Faktor – faktor yang Berhubungan dengan Kejadian Abortus: Systematic review
Abstract
Abortus merupakan salah satu komplikasi kehamilan yang dapat menimbulkan gangguan fisik maupun psikologis serta berkontribusi terhadap meningkatnya morbiditas dan mortalitas maternal, sehingga diperlukan identifikasi berbagai faktor yang berhubungan dengan kejadiannya. Penelitian ini bertujuan untuk menganalisis faktor-faktor yang berhubungan dengan kejadian abortus pada ibu hamil berdasarkan bukti ilmiah yang telah dipublikasikan.

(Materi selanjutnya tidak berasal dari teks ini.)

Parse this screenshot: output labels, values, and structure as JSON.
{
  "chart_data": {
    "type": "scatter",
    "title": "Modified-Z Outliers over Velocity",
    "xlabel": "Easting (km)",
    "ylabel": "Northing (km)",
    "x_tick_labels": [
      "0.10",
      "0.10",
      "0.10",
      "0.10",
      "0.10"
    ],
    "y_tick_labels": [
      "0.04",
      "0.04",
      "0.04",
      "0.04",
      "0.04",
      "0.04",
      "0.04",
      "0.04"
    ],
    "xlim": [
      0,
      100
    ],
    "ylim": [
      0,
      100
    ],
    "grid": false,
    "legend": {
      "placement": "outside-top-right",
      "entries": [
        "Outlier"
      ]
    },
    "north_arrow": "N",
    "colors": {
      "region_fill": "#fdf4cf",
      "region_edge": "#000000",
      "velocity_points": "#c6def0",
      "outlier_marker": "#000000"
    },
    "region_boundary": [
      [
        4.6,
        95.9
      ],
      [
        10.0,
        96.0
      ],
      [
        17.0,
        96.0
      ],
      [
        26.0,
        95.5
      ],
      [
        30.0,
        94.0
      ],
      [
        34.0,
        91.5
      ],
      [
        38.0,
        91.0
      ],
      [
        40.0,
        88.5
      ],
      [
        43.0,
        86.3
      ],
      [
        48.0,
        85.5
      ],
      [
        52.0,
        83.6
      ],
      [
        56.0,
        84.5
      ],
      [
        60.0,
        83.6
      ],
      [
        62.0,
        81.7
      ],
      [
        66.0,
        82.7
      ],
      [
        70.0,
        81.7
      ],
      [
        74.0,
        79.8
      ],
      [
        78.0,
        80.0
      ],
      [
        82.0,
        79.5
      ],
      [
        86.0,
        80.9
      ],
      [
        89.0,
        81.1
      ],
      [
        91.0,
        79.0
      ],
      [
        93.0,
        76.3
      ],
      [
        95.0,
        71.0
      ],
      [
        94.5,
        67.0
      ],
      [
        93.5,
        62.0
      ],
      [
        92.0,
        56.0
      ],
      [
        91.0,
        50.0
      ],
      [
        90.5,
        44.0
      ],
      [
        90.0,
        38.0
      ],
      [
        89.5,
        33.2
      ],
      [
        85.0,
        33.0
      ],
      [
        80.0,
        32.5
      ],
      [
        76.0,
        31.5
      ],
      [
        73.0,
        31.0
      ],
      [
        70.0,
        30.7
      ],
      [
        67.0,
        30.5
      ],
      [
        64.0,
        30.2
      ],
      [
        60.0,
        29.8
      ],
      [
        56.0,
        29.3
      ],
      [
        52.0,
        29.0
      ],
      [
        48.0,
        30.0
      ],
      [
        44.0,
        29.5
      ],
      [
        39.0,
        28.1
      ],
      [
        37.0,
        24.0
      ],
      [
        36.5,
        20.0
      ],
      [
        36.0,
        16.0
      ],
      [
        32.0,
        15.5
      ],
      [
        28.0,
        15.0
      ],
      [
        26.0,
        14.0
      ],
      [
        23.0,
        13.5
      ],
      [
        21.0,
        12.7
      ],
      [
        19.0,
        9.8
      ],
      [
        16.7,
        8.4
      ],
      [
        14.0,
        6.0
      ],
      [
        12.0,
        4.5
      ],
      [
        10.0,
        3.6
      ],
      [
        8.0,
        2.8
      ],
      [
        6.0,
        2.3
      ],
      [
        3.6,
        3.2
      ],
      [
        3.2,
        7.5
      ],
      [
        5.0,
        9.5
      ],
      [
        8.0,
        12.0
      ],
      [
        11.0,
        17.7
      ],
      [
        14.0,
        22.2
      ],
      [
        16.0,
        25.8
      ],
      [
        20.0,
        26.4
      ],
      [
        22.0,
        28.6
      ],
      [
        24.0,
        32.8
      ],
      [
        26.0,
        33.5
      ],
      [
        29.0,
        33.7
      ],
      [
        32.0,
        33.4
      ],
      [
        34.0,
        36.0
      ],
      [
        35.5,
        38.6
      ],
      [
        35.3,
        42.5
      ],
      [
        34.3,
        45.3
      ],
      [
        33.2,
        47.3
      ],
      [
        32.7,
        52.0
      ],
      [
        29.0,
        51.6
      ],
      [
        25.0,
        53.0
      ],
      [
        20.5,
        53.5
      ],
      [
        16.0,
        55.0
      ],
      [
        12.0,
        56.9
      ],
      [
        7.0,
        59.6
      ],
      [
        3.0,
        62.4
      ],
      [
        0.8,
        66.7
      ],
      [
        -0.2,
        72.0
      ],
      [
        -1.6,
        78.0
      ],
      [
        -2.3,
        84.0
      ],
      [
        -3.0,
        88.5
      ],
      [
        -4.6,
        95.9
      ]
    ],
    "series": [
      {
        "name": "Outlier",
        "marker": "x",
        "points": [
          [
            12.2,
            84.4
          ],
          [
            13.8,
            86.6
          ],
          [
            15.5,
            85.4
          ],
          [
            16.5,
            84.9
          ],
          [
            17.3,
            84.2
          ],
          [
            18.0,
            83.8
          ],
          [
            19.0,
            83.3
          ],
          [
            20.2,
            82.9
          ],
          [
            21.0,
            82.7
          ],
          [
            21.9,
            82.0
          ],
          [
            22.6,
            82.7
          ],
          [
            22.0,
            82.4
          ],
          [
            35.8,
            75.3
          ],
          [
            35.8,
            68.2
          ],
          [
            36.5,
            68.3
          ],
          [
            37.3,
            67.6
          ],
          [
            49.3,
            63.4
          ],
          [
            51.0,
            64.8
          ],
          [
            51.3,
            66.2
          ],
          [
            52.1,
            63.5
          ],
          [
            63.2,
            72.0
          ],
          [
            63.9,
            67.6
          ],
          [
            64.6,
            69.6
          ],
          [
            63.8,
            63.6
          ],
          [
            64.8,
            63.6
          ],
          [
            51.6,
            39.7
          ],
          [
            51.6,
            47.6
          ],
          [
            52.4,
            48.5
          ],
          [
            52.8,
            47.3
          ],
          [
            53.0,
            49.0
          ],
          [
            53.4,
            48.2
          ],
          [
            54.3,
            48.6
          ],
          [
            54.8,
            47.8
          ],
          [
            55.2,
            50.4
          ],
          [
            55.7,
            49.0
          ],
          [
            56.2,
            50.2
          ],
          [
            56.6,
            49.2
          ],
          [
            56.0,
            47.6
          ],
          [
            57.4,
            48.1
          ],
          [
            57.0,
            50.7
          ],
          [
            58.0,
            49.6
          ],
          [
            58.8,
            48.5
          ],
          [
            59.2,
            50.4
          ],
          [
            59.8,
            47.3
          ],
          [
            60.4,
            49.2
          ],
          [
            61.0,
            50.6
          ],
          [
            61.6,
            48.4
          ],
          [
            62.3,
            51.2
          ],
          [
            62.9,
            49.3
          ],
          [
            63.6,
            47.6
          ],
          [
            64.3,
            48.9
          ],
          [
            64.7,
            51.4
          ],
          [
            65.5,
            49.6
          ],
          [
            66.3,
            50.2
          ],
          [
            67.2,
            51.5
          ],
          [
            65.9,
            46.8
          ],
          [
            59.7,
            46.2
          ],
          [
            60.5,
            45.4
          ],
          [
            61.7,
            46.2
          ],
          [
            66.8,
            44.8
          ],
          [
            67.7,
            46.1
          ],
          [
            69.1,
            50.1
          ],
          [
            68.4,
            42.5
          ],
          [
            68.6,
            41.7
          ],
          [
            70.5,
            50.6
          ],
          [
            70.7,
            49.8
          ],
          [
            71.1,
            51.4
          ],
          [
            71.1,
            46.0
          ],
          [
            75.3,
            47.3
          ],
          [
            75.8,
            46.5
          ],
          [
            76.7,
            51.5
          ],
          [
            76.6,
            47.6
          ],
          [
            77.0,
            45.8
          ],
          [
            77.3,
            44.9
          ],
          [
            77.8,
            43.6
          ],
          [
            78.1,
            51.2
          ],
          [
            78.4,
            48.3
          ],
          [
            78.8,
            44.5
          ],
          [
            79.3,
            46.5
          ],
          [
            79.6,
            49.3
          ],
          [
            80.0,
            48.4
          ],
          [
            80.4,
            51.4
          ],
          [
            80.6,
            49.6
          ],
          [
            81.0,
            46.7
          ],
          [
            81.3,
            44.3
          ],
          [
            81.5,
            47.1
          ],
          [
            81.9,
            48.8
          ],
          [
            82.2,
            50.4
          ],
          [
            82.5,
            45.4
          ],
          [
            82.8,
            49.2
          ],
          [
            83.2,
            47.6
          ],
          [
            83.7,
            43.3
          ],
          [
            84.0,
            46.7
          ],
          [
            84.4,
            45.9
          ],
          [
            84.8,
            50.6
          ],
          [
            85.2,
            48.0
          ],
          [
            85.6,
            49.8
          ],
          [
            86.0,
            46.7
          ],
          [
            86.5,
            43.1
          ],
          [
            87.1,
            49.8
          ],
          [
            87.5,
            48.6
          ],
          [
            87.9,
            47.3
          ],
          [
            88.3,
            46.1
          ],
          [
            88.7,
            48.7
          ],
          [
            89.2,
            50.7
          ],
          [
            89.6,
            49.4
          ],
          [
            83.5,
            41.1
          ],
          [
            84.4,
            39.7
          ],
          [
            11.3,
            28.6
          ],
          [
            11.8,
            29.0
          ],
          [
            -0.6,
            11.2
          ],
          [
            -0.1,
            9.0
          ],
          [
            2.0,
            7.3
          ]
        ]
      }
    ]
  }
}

Penelitian menggunakan metode systematic review dengan menganalisis 10 artikel ilmiah yang memenuhi kriteria inklusi, terdiri atas 5 jurnal nasional dan 5 jurnal internasional yang diperoleh melalui Google Scholar dan PubMed serta dipublikasikan pada tahun 2022–2026. Hasil penelitian menunjukkan bahwa faktor-faktor yang berhubungan dengan kejadian abortus meliputi usia ibu, paritas, riwayat abortus sebelumnya, usia kehamilan, jarak kehamilan, tingkat pendidikan, pekerjaan, anemia defisiensi besi, indeks massa tubuh yang tidak normal, obesitas, hipertensi, diabetes, sindrom antifosfolipid, kelainan anatomi uterus, gangguan hematologi, status sosial ekonomi, kondisi lingkungan, dukungan keluarga, dukungan tenaga kesehatan, serta perilaku ibu selama kehamilan. Faktor yang paling sering ditemukan pada berbagai penelitian adalah usia ibu, paritas, riwayat abortus sebelumnya, pendidikan, pekerjaan, dan anemia. Disimpulkan bahwa kejadian abortus dipengaruhi oleh berbagai faktor maternal, obstetri, medis, biologis, sosial, dan lingkungan yang saling berinteraksi selama kehamilan.